Дома кухня теперь всегда пустовала: Гешке своим угрюмым видом распугал соседей, а у Елены и ее новой семьи кухня была гостеприимно открыта для всех. Здесь можно было свободно, ничего не боясь, высказывать свое мнение. Единственный, кто в этом доме не внушал доверия,— это новый привратник с женой. В мастерской художественной штопки Елена видела жен высоких эсэсовских чинов. Откуда у нее вдруг взялось остроумие — ее рассказы о нравах этих господ вызывали неизменный смех у соседей. Бергер рассказывал, как в его цеху мигом портили все, что налаживал нацистский ставленник, так что в конце концов попадало ему же. Таким образом, на кухне у Бергеров каждый старался на свой лад щелкнуть Гитлера по носу. В кухонных толках он был уже осмеян, посрамлен, изничтожен.
Ганс больше любил сидеть здесь, чем дома. Он находился в постоянном возбуждении и тревоге, но тщательно это скрывал. Оскар же никогда не бывал возбужден или встревожен, и ему нечего было скрывать.

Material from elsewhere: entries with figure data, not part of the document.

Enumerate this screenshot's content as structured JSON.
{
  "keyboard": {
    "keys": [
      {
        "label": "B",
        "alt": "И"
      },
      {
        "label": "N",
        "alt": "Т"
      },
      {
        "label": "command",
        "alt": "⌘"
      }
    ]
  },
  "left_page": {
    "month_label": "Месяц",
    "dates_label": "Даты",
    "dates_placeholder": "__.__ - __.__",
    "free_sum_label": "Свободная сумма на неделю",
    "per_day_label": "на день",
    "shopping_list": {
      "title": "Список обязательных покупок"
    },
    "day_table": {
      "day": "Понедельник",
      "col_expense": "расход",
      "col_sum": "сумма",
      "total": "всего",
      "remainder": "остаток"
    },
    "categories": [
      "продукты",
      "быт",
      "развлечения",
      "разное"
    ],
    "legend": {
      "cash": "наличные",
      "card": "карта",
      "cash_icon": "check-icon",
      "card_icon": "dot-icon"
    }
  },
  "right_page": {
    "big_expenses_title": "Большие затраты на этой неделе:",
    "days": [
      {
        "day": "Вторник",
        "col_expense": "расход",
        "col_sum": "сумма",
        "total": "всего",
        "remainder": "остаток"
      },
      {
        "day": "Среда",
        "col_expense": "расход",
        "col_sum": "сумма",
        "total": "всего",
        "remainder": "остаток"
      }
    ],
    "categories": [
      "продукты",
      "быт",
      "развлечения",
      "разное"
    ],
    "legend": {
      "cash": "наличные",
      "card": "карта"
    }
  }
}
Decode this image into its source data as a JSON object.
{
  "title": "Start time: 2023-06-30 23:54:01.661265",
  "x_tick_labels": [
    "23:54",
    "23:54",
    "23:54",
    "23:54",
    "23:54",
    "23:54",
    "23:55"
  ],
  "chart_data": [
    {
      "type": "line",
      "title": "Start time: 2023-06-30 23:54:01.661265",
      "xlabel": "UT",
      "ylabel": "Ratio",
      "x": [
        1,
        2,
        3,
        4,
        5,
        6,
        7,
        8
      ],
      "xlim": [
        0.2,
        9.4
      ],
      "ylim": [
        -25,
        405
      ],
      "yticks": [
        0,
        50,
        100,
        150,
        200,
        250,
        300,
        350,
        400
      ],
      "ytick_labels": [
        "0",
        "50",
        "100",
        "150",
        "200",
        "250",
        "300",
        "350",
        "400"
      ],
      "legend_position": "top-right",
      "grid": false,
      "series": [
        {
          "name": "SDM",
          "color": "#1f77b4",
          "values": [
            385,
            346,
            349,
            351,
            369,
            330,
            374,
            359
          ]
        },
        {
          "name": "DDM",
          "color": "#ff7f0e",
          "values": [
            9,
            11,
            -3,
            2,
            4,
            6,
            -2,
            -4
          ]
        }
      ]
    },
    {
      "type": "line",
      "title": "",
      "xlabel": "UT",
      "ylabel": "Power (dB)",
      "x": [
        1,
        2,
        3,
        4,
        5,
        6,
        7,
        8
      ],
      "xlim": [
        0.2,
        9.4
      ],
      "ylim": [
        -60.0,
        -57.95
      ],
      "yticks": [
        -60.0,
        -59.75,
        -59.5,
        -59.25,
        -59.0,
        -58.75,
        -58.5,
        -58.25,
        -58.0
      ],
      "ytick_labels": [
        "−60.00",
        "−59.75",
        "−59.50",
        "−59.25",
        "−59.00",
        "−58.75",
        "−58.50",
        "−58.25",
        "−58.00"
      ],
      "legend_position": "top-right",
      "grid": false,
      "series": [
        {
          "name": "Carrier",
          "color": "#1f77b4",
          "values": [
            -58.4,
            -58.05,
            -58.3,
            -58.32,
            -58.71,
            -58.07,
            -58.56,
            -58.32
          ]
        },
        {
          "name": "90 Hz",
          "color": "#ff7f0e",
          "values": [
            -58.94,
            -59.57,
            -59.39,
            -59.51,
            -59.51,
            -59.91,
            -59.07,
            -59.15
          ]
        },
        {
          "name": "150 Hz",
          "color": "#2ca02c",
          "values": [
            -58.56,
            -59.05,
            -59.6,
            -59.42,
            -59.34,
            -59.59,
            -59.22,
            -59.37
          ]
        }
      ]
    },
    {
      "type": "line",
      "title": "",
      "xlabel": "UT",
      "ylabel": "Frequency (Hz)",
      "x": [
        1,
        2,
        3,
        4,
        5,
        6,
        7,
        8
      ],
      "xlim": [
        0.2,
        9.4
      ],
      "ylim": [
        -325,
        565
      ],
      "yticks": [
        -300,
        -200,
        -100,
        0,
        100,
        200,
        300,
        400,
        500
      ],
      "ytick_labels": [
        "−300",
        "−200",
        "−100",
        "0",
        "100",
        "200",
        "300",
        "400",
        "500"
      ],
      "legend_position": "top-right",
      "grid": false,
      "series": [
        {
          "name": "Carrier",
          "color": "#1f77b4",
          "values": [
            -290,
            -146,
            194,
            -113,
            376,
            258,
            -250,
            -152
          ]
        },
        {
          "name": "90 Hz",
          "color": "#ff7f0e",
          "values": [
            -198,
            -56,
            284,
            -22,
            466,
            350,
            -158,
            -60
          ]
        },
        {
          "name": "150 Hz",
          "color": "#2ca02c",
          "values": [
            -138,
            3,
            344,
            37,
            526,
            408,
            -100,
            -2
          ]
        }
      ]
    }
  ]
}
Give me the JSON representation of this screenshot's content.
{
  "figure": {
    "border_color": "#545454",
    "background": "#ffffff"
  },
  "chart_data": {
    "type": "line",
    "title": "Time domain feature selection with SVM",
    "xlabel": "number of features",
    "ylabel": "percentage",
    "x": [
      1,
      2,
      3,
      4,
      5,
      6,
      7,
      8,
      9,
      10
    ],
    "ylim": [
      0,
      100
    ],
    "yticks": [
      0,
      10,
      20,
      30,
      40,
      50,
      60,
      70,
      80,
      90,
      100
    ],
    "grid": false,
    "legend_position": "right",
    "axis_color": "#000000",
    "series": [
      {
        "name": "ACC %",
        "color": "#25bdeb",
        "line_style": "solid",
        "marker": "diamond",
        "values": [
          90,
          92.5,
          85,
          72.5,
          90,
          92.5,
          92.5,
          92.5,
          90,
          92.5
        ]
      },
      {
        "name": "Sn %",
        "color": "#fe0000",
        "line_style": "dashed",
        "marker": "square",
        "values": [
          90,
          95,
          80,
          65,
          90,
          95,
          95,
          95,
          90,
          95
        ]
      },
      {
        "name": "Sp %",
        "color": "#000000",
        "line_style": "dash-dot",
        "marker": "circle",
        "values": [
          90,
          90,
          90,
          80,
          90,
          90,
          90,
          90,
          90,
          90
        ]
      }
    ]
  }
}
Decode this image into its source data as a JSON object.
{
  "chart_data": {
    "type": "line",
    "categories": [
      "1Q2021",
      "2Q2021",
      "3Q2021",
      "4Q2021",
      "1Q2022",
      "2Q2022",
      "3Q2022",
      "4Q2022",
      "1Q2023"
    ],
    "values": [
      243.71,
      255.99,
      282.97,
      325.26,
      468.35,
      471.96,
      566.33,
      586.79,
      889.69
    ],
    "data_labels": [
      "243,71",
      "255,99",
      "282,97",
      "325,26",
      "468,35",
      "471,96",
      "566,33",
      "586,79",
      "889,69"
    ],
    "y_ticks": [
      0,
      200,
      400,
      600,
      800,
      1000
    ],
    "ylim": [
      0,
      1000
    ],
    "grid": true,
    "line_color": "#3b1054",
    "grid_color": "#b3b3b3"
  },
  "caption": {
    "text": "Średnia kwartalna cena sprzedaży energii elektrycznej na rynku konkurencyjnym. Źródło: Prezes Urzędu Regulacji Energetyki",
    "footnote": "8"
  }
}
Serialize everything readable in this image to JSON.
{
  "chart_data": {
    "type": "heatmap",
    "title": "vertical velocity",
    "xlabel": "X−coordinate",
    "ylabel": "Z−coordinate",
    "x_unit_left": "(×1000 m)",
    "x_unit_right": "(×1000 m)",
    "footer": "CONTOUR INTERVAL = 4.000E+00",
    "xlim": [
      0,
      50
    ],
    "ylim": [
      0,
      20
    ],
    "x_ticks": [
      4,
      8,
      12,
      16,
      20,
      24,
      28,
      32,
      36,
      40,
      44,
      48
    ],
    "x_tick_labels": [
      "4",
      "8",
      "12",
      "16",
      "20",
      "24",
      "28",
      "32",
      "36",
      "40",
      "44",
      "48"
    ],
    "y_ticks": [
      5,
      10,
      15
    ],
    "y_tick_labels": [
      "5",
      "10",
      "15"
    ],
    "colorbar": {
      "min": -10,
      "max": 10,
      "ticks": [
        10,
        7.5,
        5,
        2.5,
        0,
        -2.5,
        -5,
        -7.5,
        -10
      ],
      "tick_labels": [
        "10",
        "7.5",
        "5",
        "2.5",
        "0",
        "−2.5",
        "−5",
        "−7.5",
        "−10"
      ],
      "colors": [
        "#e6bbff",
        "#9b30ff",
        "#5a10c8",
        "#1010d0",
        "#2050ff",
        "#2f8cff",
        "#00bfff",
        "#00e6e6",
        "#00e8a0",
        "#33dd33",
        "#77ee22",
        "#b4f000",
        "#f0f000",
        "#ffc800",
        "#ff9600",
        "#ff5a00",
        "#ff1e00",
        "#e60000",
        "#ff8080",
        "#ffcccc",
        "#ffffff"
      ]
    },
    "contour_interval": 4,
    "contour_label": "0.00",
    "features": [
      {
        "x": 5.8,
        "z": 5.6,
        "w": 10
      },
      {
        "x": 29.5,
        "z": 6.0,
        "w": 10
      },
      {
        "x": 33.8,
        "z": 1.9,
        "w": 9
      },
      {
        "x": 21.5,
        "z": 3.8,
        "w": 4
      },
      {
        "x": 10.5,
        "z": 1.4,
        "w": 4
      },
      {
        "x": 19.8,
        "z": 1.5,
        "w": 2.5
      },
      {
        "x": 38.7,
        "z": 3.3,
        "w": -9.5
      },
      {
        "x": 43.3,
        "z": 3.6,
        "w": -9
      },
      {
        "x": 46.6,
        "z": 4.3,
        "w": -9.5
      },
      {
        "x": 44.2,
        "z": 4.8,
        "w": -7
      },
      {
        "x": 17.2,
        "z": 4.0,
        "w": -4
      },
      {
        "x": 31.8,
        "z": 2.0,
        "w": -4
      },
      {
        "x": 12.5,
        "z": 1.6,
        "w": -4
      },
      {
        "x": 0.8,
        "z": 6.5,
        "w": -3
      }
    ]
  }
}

Они уединялись в родительской спальне, где обсуждали разные вопросы и строили планы — иные из них по приблизительному подсчету потребовали бы целой жизни, другие касались самых ближайших дней. Мальчики толковали о своем будущем, о школе для взрослых и трудовой повинности для Оскара, а для Ганса — о дальнейшем учении после школы и обучении ремеслу. Только тут, в темноте, в голой и пустой комнате, где даже другу не были видны искорки в его глазах, Ганс разрешал себе помечтать об интересных профессиях, об изобретательстве. Из отцовского заработка нечего было урвать, чтобы дать ему возможность выучиться на слесаря-механика. Строить планы для себя самого было труднее, чем для всего человечества. Здесь, в темном уголке спальни, они надумали уговорить нескольких прежних товарищей по спортивному обществу «Фихте» войти в гитлерюгенд, куда их все равно зачислят, а там объединиться и установить крепкую связь между районами. Время от времени они будут встречаться здесь, на квартире. Арестов они не допустят. Они перечислили мальчиков, на которых можно положиться. У них не будет таких провалов, на которые жалуются старики. У них никто друг друга не предаст. У них никто не перемахнет к нацистам, соблазнившись работой, положением или деньгами. У них никто не изменит друзьям из страха перед тюрьмой. Голода они не боялись, не боялись за жен и сыновей. Они не могли себе представить, что когда-нибудь испытают этот страх, как не могли себе представить, что и у них поседеют волосы и выпадут зубы.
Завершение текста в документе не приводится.